A domestic violence non-profit, criminal defense attorneys, and of course, the predictable bail bonds. I am by no means criticizing these essential services which will always accompany a county jail, but they hardly attract the foot traffic that more desirable retail would, and they’re not the stuff that vibrant smaller cities are made of. Joel Kotkin mused with equal cynicism when a verdant suburb of Philadelphia called Media, PA banned anything but retail on the first floors of buildings along Main Street . He recalls how this divisive zoning ordinance depends, by many locals’ perceptions, on a misplaced nostalgia for what a Main Street offered when the American economy was less dominated by services (or automobiles). He’s right, of course, but that doesn’t prevent a community for appropriating that nostalgia as the cornerstone for economic development; sometimes accessing the charm of yesteryear is the only opportunity for Main Street’s structures—and the small communities that host them—to get a second lease on life.
Thus, Chillicothe precariously situates itself between two potential economic development loci: a seemingly recession-proof incarceration industry and the heritage tourism of vibrant downtown filled with specialty retail. Can Chillicothe shoot and score with both? Downtown today is mixed bag, hardly flourishing but active enough to stay reasonably occupied just a block further from the county jail:
But then one encounters beautiful old buildings that seem incapable of finding a new identity, such as this one rotting on a prominent corner:
Chillicothe has to face the same question numerous communities of its size and smaller must confront: is the Wal-Mart/prison/Native American casino worth the potential drawbacks? It’s hardly a profound question, but the answers vary greatly from region to region, and it may be unfair of me to conflate them, since many small town economic development leaders would perceive a casino as an attractive alternative to the prison (or vise versa), and the Wal-Mart a suitable supplement to them both. When an observer regards the cultural shift of the incarcerated from urban to rural America with unfettered disapproval, he or she fails to account for the limited capacity small towns have at reinventing themselves with dwindling resources. At least most of our dying cities have a suburban bounty close at hand which, however impenetrable, still can add clout to the metropolitan region. Isolated rural communities might need the cataclysm that a prison offers in order to effect any change—and, for some of them, all change is positive. To criticize a small town for attract a Wal-Mart smacks of sneering paternalism.
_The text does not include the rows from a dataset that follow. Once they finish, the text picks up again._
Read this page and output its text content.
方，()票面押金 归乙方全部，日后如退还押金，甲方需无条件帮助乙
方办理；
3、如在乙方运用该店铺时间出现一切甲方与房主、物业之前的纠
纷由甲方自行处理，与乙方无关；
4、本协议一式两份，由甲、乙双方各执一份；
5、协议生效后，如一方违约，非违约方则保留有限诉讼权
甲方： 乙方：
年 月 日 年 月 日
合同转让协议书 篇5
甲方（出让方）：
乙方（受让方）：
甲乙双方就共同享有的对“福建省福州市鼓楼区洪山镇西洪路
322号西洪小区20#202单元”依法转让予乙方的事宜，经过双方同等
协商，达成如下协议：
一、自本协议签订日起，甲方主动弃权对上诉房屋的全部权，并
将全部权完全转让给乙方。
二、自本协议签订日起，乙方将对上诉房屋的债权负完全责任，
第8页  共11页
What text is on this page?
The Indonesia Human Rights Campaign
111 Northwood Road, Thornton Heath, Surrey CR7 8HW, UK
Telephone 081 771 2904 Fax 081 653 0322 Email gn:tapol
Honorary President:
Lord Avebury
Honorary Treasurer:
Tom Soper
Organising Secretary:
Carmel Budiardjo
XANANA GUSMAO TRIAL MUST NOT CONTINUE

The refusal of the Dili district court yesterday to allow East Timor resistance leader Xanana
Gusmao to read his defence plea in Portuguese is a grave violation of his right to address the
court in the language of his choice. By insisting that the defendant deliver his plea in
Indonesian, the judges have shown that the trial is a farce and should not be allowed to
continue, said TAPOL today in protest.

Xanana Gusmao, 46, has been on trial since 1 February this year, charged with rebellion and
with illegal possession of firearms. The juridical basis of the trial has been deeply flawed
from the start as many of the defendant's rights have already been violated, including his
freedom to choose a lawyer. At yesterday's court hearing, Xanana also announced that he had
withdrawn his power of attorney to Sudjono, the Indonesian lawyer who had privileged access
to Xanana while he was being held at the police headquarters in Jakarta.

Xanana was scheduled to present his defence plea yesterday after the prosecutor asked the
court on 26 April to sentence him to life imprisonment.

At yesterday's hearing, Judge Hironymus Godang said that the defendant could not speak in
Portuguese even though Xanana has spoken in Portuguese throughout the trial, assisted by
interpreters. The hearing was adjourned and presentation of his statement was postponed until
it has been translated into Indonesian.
My prognosis for Chillicothe is positive. It is undoubtedly trying to cultivate its history as Ohio’s original capital by linking it to some of its surviving building stock, some of which is in fairly good shape. It has an abundance of state parks nearby. And most importantly, it is growing closer to the current state capital of Columbus every day. Even though Columbus’ decentralization overwhelmingly favors the northern burbs and Chillicothe sits to the south, the town still rests on the outskirts of the successful capital’s sphere of influence and may soon re-emerge as a distant commuter suburb; it’s already part of Columbus’ Combined Statistical Area. Thirty years from now, the presence of a prison and a jail in Chillicothe may be a moot point. This small city may enjoy a renaissance as a bedroom community. And the prisons may have relocated to a new region in far greater need of an economic shot in the arm.